In Chapter 4 we examined the pros and cons of including ‘Not answered/refused’ codes at every question and concluded that they should not necessarily be included as a matter of course. However, it should be possible to identify the questions that are most likely to be refused and to include a code for refusals as appropriate. Such questions are likely to be the sensitive questions listed above, and personal questions such as income and questions about family relationships.
With paper questionnaires the interview can progress even if a question is not answered, unless an answer is required for routeing purposes.
In Chapter 9 the issue of electronic self-completion questionnaires was discussed and whether or not the researcher should build in an ability to move on to the next question following a refusal to answer. The alternative to allowing this can be that the respondent terminates the interview rather than answer the question. Different research organizations take different views on whether to accept termination of the interview or to provide another mechanism that allows respondents not to answer.
5.2. Maintaining interest
It could be considered an ethical issue that respondents must not be put through a process that is boring and tedious.

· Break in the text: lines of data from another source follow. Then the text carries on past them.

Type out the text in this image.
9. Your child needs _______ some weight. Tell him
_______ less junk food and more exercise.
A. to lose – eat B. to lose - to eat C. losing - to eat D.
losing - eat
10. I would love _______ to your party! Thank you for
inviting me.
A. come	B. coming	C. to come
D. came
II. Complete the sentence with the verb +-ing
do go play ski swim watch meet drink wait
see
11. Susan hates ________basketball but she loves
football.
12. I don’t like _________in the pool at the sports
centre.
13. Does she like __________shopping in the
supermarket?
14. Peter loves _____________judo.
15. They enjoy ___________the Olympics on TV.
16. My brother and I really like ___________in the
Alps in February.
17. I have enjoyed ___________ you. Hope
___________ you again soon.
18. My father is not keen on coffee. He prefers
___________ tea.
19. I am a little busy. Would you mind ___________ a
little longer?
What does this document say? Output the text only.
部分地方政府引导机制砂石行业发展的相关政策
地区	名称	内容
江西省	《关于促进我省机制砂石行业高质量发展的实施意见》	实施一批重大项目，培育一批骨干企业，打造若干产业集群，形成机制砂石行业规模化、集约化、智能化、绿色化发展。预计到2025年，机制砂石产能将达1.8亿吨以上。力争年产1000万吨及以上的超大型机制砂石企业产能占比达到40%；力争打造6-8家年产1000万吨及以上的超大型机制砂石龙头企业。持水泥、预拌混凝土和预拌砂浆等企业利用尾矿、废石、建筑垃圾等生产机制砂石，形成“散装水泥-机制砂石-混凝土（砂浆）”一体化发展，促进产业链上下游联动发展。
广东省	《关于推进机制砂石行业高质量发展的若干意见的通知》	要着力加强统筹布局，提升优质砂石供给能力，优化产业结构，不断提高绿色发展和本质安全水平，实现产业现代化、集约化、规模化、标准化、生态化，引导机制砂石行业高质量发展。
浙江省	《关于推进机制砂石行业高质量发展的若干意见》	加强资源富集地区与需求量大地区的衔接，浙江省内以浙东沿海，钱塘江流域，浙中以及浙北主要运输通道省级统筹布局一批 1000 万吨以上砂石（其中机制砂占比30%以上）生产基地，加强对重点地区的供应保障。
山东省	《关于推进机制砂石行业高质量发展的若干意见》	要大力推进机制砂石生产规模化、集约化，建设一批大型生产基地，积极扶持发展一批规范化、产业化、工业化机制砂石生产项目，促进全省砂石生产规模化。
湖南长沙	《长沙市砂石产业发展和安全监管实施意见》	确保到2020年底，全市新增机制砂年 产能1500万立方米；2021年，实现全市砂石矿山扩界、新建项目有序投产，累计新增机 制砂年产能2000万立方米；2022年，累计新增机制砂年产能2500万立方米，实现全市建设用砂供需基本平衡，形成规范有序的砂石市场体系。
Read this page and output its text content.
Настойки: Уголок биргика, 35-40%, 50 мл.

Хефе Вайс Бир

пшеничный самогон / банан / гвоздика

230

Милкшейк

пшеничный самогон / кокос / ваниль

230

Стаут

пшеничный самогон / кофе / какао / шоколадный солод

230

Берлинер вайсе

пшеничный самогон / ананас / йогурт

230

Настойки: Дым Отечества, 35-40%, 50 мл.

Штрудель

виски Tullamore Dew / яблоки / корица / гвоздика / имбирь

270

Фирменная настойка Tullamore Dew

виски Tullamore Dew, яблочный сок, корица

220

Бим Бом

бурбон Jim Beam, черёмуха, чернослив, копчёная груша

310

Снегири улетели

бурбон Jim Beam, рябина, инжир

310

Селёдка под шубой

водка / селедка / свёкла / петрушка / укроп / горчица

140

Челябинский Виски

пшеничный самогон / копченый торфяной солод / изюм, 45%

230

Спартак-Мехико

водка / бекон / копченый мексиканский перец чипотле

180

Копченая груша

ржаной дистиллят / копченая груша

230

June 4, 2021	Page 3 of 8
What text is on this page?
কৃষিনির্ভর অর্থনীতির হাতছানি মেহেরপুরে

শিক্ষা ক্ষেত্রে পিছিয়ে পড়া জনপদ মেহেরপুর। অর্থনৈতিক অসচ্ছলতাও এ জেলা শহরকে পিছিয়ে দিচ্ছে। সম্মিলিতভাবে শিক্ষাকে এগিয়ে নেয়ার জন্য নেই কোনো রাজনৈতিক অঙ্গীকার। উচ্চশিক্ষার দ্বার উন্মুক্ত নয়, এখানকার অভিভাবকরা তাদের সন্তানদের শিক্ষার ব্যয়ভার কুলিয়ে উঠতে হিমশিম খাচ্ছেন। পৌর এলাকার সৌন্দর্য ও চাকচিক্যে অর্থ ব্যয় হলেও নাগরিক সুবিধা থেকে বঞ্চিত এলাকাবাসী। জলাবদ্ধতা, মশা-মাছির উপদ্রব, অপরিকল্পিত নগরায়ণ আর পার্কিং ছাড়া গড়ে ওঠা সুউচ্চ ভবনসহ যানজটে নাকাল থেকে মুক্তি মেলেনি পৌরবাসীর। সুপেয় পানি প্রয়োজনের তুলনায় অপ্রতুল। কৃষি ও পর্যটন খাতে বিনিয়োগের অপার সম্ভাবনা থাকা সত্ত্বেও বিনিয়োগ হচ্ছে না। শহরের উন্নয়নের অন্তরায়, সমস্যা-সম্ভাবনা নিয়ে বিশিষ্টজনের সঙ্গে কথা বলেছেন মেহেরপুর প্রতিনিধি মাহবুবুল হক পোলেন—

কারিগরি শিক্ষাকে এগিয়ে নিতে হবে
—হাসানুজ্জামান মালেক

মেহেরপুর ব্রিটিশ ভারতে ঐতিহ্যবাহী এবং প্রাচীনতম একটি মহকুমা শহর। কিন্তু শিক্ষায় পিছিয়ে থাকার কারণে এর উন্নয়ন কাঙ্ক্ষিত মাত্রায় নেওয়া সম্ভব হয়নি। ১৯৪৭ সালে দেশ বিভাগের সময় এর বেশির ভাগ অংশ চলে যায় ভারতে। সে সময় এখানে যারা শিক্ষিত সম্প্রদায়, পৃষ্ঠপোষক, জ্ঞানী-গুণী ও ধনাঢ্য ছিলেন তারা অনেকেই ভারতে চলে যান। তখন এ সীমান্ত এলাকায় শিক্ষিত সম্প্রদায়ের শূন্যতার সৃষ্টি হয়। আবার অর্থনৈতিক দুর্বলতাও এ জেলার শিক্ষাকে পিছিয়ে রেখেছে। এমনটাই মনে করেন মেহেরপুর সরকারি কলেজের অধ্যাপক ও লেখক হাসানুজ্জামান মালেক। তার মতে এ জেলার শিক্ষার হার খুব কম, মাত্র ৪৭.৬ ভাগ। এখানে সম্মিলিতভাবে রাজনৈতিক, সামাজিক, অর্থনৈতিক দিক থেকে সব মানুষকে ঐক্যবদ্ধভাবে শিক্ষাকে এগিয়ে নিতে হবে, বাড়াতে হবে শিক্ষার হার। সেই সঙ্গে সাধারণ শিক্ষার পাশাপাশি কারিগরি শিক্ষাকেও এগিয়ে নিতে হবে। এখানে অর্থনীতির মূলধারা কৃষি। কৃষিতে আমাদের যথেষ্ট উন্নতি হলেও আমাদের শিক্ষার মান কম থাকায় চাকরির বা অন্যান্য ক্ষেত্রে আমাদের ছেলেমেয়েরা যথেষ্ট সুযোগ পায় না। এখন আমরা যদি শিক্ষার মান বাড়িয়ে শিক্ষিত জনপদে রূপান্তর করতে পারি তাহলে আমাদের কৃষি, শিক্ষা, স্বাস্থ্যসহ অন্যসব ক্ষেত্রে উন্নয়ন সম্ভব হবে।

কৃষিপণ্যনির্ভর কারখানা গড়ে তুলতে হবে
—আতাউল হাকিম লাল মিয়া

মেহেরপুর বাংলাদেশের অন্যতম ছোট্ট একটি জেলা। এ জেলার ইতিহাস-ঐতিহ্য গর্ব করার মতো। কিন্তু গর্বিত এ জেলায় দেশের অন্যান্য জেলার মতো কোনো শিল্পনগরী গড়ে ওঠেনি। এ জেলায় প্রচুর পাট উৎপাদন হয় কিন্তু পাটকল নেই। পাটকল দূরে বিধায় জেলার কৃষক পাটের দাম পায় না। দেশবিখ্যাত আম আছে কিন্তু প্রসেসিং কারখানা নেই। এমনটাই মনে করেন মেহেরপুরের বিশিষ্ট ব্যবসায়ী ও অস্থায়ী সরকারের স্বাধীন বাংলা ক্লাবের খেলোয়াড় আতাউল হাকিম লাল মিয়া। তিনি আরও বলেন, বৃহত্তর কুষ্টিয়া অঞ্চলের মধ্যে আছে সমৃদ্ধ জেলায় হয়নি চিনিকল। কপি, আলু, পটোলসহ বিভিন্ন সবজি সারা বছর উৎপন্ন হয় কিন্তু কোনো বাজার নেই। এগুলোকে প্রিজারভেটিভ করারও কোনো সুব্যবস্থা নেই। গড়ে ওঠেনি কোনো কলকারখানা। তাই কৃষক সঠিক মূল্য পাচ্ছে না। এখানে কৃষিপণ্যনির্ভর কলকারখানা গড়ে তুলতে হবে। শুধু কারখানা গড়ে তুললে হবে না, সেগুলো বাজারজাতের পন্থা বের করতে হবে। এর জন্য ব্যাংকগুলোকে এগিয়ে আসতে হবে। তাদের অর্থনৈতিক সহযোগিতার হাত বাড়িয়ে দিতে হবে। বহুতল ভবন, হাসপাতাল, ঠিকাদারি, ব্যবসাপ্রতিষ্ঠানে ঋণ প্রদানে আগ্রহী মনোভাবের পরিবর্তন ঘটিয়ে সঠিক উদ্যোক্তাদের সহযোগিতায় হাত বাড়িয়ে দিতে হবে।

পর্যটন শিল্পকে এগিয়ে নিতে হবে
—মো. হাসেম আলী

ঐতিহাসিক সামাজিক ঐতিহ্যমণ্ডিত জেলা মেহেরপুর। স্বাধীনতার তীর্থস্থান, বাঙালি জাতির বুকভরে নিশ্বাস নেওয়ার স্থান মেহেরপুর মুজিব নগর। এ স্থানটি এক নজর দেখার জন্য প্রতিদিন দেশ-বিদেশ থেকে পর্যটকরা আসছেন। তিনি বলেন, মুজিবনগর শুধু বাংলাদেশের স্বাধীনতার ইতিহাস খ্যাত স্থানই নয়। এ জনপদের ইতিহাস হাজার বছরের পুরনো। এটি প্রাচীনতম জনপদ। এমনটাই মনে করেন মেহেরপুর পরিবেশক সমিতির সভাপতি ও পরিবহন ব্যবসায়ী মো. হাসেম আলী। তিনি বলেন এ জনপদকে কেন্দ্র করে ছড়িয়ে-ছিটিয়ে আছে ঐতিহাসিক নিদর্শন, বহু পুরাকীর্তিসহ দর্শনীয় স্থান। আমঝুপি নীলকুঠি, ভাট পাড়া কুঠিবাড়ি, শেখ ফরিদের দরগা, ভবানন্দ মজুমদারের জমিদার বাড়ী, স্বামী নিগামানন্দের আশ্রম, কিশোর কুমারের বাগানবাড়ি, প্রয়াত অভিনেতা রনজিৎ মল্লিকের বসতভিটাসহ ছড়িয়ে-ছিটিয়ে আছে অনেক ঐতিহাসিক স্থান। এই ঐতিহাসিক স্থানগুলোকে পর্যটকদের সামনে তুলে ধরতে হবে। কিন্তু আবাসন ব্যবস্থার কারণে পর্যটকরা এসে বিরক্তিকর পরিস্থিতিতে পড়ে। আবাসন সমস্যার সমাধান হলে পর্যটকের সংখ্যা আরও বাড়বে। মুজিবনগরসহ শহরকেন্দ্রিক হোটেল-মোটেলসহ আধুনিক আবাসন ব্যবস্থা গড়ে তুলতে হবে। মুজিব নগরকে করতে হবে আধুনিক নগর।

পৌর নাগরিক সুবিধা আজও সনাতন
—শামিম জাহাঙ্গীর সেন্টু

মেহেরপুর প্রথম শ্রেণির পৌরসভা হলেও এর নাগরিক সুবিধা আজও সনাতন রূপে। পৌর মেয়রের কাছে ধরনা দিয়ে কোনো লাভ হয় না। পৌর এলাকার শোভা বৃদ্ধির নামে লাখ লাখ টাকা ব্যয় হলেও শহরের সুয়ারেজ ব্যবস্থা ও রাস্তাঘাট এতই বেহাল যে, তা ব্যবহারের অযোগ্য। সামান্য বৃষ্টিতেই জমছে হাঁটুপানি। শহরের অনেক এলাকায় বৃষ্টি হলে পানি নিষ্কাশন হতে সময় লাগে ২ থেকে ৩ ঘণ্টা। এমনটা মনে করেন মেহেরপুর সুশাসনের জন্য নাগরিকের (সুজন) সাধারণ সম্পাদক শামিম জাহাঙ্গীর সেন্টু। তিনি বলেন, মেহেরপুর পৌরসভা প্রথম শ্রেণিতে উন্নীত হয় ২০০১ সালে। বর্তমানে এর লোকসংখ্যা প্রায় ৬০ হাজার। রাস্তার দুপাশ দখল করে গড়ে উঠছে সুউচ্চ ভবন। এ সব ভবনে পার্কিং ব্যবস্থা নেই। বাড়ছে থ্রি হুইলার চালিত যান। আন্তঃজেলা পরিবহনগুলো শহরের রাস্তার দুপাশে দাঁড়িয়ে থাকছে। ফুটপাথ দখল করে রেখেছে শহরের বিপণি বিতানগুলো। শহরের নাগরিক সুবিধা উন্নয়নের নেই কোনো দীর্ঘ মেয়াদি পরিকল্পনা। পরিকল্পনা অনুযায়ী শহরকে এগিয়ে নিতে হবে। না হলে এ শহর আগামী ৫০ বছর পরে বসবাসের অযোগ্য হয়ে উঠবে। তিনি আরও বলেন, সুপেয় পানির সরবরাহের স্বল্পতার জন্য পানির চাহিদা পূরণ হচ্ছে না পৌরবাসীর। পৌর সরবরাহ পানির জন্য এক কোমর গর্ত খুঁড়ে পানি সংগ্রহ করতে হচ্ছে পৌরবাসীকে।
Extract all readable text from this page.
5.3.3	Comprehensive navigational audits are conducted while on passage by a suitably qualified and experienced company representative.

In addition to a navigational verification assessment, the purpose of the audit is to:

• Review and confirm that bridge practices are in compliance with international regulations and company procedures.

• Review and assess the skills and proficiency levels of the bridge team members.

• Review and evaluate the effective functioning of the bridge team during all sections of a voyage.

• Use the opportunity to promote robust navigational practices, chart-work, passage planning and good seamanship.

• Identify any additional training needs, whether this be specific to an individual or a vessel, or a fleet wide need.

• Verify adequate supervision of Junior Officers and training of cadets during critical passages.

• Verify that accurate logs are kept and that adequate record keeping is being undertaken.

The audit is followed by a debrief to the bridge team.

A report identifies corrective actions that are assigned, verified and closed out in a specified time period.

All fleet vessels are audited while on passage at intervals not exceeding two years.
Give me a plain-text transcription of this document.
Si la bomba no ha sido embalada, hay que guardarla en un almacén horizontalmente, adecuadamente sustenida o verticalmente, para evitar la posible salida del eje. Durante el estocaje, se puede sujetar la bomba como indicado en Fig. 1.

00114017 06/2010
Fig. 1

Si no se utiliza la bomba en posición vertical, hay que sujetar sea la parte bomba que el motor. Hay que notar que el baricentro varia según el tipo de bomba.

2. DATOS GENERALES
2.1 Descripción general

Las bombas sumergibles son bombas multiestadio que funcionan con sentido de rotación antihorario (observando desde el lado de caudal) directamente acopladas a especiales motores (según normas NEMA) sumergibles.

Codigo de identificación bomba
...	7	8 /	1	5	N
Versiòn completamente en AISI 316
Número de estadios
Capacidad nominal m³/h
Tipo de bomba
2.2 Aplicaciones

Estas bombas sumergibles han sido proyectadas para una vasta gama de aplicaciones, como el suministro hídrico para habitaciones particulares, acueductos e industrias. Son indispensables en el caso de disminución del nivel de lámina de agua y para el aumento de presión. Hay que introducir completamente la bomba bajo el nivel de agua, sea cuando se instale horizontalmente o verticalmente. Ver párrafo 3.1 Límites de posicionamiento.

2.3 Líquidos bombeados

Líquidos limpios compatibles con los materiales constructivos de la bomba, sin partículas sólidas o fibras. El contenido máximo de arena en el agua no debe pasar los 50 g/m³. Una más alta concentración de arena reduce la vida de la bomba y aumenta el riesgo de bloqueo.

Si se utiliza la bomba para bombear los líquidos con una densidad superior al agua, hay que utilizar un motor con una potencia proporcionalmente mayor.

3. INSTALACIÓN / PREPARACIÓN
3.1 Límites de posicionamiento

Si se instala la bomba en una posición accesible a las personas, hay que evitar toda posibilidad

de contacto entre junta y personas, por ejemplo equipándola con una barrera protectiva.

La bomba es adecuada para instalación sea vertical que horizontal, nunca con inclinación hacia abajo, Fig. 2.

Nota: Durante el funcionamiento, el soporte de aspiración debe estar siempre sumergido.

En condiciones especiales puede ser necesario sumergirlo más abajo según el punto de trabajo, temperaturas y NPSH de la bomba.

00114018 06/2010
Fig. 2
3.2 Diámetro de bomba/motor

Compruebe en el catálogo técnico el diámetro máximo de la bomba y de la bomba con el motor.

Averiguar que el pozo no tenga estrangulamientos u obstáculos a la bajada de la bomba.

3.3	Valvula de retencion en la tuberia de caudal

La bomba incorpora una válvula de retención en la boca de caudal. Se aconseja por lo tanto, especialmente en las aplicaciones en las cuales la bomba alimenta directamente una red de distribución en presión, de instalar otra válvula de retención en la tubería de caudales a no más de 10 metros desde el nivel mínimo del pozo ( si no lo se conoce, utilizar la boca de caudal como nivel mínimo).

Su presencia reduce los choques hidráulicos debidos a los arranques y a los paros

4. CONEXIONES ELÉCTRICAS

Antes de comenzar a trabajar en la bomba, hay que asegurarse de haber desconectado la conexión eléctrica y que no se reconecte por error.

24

The ethics of, for example, a telephone survey questionnaire that consists almost entirely of 200 rating scales that would take most people nearly an hour to answer, and on a topic that is of low interest to most respondents, must be questioned. This may be an extreme (although true) example, but questionnaire writers must look out for any tendency towards this.
Creating a boring interview is not just bad questionnaire design, which leads to unreliable data. It is also ethically questionable, fails to treat the respondents with respect, and damages the reputation of market research.
Long and repetitive interviews should be avoided. This sometimes means that the questionnaire writer must find a creative way of asking what would otherwise be repetitive questions. Batteries of rating scales, in particular, can cause problems because of the desire to maintain a common format for analysis purposes.